4.7.2 Lessor accounting for foreign currency leases

There are three types of leases for lessors, sales-type, direct financing, and operating leases. The terms of the lease arrangement will determine how each lease should be classified. See LG 3 for information on lease classification.
Sales-type lease
In a sales-type lease, a lessor derecognizes the leased asset and records its net investment in the lease at lease commencement. When calculating the net investment in a foreign currency denominated lease, the lease payments and the unguaranteed residual asset should be measured in the functional currency using the exchange rate at the lease commencement date. See LG 4.3.1 for information on initial recognition and measurement of a sales-type lease by a lessor.
For sales-type leases, any selling profit or loss is recognized at the commencement date; interest income is recognized on the lease receivable and the unguaranteed residual asset is accreted over the lease term. These amounts should be measured in the functional currency using the average exchange rate during the period in which it is recognized (e.g., monthly lease expense should be recognized using the average monthly exchange rate). In addition, the net investment in a lease is a monetary asset that should be remeasured at the end of each reporting period using the exchange rate at that date. See FX 4.4.2 for information on the measurement of monetary assets and liabilities. See LG 4.5.1 for information on subsequent recognition of a sales-type lease.
Direct financing lease
In a direct financing lease, a lessor should derecognize the leased asset underlying the lease and record a net investment in the lease at lease commencement. The net investment in the lease should be measured in the same manner as a sales-type lease adjusted for selling profit and initial direct costs. When calculating the net investment in a foreign currency denominated lease, amounts should be measured in the functional currency using the exchange rate at the lease commencement date. See LG 4.3.1 for information on measuring the net investment in a sales-type lease.
For direct financing leases under ASC 842, any selling profit and initial direct costs should be deferred and included in the net investment in the lease. (Note that the definition of a direct finance lease under ASC 842 is different than what it was under ASC 840; a lease that resulted in a selling profit or loss did not meet the definition of a direct financing lease under ASC 840. Rather, a lease that otherwise met the definition of a direct financing lease would have been classified as either a sales-type lease or as an operating lease, in accordance with the lease classification guidance in ASC 840.) These amounts should be recognized over the lease term in a manner that will produce a constant periodic rate of return on the lease when combined with the interest income on the lease receivable and the residual asset. Amounts recorded in the income statement should be measured in the functional currency using the average exchange rate during the period in which it is recognized.
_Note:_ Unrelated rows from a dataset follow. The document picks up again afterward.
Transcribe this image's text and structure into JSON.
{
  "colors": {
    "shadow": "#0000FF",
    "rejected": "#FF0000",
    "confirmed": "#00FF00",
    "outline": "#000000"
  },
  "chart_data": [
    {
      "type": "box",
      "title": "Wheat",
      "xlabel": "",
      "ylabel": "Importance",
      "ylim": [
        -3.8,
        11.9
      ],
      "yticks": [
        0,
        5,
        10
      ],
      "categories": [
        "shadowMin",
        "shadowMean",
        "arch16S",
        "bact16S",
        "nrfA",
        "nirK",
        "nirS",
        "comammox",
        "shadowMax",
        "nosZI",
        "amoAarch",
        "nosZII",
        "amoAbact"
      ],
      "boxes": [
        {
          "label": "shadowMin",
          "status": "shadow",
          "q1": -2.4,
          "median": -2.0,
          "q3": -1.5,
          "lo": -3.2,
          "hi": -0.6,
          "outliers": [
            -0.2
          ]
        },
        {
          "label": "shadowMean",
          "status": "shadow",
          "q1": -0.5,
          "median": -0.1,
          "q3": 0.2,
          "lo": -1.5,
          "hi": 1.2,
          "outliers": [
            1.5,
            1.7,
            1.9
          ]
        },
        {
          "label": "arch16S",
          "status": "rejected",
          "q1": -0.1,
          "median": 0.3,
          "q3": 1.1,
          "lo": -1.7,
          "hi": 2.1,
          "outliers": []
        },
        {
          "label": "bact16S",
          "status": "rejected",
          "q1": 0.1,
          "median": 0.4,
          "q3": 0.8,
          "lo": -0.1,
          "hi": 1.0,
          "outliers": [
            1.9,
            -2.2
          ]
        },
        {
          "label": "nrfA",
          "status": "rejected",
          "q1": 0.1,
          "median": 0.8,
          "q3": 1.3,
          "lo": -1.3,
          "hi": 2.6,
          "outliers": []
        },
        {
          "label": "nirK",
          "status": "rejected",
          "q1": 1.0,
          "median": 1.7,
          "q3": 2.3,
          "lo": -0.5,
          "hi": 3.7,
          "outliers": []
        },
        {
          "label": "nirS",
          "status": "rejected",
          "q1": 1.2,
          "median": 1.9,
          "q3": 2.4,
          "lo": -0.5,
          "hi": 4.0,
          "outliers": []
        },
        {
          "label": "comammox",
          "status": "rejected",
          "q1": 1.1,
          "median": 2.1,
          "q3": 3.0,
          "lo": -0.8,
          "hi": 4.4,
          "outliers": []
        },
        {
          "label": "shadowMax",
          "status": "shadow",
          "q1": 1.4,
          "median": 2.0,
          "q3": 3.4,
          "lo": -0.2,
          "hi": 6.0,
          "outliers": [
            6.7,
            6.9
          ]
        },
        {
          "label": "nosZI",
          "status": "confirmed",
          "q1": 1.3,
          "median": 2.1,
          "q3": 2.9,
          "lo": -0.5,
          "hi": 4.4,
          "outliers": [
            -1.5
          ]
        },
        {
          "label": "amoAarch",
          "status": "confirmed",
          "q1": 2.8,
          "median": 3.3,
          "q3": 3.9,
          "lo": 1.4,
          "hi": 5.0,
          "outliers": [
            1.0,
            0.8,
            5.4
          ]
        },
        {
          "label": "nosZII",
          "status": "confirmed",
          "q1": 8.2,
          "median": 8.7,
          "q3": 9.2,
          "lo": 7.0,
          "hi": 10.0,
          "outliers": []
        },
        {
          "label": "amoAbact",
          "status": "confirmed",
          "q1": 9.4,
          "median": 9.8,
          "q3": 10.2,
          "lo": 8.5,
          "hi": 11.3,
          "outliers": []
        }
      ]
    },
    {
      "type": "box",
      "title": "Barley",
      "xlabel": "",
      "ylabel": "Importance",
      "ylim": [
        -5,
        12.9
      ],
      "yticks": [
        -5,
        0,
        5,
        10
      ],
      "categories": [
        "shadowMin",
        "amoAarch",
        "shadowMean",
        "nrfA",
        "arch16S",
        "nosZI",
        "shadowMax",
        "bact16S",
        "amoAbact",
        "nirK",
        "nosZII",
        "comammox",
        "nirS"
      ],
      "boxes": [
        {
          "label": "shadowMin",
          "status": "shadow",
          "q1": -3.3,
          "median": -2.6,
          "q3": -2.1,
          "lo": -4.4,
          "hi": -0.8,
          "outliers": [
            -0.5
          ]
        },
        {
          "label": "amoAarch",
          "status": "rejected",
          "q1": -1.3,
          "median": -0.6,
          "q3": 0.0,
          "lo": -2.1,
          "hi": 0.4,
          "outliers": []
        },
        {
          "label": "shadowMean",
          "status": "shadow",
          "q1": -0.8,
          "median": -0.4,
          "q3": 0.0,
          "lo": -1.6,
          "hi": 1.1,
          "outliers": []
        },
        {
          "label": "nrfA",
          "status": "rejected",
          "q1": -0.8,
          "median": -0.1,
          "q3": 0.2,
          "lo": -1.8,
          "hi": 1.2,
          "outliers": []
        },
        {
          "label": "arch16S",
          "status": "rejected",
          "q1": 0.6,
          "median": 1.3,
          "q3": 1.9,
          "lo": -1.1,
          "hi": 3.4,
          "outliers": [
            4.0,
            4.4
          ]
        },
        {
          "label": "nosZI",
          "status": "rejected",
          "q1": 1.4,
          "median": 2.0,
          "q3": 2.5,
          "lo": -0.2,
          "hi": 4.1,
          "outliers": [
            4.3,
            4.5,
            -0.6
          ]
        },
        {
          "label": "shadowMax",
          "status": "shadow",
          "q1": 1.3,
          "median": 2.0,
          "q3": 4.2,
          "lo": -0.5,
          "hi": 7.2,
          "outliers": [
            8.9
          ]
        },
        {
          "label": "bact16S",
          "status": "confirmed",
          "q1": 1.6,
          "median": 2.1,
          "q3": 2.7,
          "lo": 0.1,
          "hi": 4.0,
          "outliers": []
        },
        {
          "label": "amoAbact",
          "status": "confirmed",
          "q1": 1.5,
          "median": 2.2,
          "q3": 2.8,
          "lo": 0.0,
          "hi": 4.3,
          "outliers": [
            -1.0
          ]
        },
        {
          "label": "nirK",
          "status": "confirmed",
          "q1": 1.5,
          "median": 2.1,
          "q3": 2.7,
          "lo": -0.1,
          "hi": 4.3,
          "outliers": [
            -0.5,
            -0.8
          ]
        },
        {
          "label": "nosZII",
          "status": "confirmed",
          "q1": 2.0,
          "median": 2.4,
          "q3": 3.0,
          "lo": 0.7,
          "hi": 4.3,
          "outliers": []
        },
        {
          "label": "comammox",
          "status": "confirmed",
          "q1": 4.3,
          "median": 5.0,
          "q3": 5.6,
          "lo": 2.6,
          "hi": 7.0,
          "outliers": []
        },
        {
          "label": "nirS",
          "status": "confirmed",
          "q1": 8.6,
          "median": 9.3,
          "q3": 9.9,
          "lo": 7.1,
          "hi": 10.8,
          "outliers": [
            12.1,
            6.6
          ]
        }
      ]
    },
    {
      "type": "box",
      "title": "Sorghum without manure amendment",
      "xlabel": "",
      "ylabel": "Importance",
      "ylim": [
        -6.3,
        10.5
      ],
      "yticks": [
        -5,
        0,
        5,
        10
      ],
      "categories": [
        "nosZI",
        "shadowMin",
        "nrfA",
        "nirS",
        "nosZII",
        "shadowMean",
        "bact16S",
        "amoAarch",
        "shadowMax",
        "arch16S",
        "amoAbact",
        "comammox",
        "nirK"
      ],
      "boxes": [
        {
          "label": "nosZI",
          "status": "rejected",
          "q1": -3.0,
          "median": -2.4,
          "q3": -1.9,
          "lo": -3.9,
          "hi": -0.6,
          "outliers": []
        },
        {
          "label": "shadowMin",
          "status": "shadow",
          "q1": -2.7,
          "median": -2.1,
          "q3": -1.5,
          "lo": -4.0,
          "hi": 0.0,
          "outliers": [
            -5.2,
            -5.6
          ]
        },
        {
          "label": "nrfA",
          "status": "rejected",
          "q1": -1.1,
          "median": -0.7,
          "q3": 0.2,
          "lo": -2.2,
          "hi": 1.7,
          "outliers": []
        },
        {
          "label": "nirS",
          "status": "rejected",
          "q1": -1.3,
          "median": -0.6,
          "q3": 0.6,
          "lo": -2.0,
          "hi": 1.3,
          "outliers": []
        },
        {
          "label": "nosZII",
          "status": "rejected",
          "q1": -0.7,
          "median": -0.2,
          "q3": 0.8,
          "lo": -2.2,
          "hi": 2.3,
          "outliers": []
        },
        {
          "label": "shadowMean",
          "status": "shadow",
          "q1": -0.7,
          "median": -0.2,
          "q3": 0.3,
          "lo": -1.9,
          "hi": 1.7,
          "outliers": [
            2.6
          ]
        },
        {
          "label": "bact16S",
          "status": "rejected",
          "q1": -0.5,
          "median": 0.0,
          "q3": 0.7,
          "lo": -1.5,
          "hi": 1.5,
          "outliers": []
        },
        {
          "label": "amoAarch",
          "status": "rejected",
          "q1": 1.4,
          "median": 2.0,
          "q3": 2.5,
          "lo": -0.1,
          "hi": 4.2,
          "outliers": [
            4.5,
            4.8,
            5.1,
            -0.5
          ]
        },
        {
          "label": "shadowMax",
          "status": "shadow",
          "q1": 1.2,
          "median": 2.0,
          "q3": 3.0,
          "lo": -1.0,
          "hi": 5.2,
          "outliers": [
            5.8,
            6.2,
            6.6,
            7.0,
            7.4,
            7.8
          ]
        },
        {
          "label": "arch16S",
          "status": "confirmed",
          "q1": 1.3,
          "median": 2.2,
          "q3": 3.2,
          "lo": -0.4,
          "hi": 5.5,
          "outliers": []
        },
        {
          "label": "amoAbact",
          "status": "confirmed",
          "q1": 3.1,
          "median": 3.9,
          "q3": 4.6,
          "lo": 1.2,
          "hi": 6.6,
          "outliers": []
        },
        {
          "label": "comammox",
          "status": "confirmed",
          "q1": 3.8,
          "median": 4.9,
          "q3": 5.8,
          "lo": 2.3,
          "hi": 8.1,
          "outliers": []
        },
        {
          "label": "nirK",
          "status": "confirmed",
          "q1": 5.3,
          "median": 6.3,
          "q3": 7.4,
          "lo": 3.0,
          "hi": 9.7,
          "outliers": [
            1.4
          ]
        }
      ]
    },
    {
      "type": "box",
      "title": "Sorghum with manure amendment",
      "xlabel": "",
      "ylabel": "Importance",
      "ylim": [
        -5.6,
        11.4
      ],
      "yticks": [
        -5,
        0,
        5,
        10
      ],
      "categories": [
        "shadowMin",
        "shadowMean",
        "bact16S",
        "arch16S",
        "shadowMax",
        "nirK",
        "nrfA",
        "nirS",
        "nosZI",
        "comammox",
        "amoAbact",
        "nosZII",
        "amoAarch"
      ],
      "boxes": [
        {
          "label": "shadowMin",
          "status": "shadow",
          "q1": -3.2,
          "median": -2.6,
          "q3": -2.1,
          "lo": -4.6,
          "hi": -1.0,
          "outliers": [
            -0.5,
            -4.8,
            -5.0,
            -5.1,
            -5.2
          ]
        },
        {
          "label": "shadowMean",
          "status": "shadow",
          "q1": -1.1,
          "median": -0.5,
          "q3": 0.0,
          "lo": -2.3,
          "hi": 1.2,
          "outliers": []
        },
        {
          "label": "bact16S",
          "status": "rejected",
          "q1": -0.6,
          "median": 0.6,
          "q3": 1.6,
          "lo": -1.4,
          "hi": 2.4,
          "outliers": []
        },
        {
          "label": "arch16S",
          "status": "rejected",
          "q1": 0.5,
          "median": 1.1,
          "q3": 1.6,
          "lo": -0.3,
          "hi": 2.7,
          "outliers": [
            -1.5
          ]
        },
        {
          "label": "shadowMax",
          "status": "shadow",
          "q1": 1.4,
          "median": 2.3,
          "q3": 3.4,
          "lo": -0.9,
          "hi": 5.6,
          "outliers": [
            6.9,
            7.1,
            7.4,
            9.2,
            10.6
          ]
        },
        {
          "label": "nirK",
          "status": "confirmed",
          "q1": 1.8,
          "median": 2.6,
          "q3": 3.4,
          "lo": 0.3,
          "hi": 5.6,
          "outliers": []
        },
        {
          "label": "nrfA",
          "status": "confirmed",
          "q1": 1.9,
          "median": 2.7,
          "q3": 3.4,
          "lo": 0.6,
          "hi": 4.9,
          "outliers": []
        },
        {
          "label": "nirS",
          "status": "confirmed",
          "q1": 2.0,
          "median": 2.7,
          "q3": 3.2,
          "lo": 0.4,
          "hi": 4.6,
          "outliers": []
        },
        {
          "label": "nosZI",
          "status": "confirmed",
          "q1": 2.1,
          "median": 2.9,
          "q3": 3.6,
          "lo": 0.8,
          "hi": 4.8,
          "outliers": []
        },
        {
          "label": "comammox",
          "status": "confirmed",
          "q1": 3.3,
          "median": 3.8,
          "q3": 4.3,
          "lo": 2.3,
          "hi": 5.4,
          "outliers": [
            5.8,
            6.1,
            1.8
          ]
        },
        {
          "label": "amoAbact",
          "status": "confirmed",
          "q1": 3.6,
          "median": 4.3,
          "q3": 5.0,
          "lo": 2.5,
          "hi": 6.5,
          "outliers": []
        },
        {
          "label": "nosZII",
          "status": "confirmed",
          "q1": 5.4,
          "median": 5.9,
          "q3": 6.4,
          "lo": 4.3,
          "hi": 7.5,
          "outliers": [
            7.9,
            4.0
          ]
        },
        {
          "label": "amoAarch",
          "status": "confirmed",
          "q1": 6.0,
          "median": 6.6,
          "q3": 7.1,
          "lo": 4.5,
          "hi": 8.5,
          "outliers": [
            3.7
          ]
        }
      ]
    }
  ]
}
Losses on sale should not be deferred; they should be recognized using the impairment guidance for inventory or property, plant, and equipment, as applicable. See LG 4.5.1 for information on subsequent recognition of a direct financing lease. See FX 4.6.1 for information on the impairment of property, plant, and equipment.
The net investment in a lease is a monetary asset that should be remeasured at the end of each reporting period using the exchange rate at that date.
Operating lease
A lessor should recognize rental revenue on a straight-line basis (or another systematic basis) using the average exchange rate during the period in which it is recognized. The lessor would record an unbilled rent receivable when the amount of rental revenue recognized on a straight-line basis exceeds rents currently billed in accordance with the lease. The unbilled rent receivable is a monetary asset that should be measured at the end of each reporting period using the exchange rate at that date. See FX 4.4.2 for information on the measurement of monetary assets. See LG 4.3.3 for information on a lessor's accounting for an operating lease.